Un récit orchestré par l’État pour dissimuler le meurtre de Kian Pirfalak
Afin de dissimuler la responsabilité de l’État dans le meurtre de Kian Pirfalak, les autorités iraniennes ont tenté de piéger Mojahid Korkor et d’autres jeunes à Izeh comme étant les auteurs du crime. Ce récit visait à exonérer les véritables coupables au sein des forces de sécurité. Plus tôt cette année, le père de Kian a publié une vidéo déclarant : « Je n’ai aucune plainte contre Mojahid Korkor ou le peuple d’Izeh. » Ma femme et moi avons vu de nos propres yeux que les forces de sécurité, sous le commandement d’Eydi Alipour, ont ouvert le feu sur notre véhicule, m’ont blessé et ont tué mon fils. »
La détention et ses conditions pour le prisonnier politique Mojahid Korkor
Mojahid Korkor a été détenu à l’isolement dans la prison de Sheyban pendant plus d’un an. Les responsables de la prison lui auraient dit qu’il ne serait pas transféré au quartier général parce que sa famille avait parlé publiquement de son cas. En raison de la mauvaise qualité de la nourriture dans la prison de Sheyban, sa santé s’est détériorée. D’autres détenus avaient tenté de lui fournir de la nourriture, mais une fois que cela a été découvert par les autorités pénitentiaires, cela a également été arrêté.
Torture et aveux forcés
Korkor a enduré 45 jours de torture physique et psychologique pendant son isolement. Son arrestation a été marquée par une violence extrême, y compris avoir été gravement blessé lors du raid militaire initial. Le recours à une telle force non seulement viole la dignité humaine fondamentale, mais constitue également une violation du droit à la vie.

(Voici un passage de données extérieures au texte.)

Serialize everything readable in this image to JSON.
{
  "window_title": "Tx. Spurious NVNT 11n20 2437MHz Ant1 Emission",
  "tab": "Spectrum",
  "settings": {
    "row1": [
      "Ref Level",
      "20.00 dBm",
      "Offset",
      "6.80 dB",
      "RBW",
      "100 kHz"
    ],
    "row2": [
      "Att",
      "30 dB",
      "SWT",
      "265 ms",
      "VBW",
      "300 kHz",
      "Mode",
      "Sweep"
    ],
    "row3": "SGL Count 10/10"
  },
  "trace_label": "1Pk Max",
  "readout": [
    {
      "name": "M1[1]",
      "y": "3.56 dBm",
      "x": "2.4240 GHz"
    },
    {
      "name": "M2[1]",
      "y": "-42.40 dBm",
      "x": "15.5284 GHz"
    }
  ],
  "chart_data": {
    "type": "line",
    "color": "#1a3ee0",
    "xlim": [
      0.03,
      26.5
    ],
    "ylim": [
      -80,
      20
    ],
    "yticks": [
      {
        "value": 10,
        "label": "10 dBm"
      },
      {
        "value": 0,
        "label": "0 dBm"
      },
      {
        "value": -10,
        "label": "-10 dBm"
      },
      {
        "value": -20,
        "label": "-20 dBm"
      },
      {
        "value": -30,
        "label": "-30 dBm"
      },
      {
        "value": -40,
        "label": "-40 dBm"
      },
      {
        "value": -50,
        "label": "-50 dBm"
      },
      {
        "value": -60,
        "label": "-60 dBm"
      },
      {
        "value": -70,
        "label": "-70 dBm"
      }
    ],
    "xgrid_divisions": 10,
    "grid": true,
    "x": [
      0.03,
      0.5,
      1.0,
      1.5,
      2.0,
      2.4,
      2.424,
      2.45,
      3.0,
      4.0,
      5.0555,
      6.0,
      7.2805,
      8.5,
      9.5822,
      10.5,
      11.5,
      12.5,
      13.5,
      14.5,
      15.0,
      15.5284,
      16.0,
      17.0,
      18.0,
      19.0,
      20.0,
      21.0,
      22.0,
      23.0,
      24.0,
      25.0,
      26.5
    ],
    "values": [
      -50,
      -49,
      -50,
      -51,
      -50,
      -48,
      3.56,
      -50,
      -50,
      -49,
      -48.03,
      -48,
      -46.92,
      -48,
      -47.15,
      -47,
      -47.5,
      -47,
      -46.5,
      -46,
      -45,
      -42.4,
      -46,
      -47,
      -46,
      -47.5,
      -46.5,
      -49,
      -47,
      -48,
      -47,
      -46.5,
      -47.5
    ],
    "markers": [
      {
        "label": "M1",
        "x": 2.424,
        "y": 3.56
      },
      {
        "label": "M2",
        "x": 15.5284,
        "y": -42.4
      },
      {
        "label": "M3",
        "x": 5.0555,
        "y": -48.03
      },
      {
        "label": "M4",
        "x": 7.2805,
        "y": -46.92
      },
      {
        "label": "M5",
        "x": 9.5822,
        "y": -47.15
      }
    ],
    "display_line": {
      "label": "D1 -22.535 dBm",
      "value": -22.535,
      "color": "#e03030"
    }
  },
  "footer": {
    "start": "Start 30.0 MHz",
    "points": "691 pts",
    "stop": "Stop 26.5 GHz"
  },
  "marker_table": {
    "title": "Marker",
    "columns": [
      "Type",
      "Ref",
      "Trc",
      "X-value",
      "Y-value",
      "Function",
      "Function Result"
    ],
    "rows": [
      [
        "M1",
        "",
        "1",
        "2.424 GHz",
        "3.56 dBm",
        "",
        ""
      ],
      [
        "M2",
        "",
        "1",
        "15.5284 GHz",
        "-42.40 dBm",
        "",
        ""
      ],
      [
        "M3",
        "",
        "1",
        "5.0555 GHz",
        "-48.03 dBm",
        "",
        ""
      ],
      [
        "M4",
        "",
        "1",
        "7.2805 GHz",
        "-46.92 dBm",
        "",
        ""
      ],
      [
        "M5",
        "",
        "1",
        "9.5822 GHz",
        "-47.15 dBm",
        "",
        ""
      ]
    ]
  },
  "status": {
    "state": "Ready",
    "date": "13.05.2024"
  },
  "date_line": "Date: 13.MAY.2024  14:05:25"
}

Déplacer les accusations et les preuves fabriquées
Initialement, les autorités iraniennes ont accusé le prisonnier politique Mojahid Korkor du meurtre de feu Kian Pirfalak. Cependant, la mère de l’enfant, Mahmanir Molaeirad, a déclaré publiquement que son fils avait été abattu par les forces de sécurité—pas par Korkor. Le père de Kian a également confirmé cela dans une vidéo largement diffusée, témoignant que ce sont les forces sous le commandement d’Eydi Alipour qui ont ouvert le feu sur leur voiture.
À la suite de ces révélations, les autorités ont brusquement déplacé les charges contre le prisonnier politique Mojahid Korkor du meurtre à « corruption sur terre », « moharebeh » (faire la guerre contre Dieu) et « baghi » (rébellion armée). Ce changement brutal suggère fortement un effort délibéré pour fabriquer des accusations contre un manifestant et protéger les véritables auteurs au sein des forces de sécurité.
Procès injuste et absence de procédure régulière
Tout au long de son arrestation et de son procès, le prisonnier politique Mojahid Korkor s’est vu refuser l’accès à un avocat de son choix et n’a été autorisé à rencontrer sa famille qu’une seule fois. Il a déclaré à plusieurs reprises qu’il avait été torturé pour avouer et que le processus judiciaire était entièrement contrôlé par les forces de sécurité.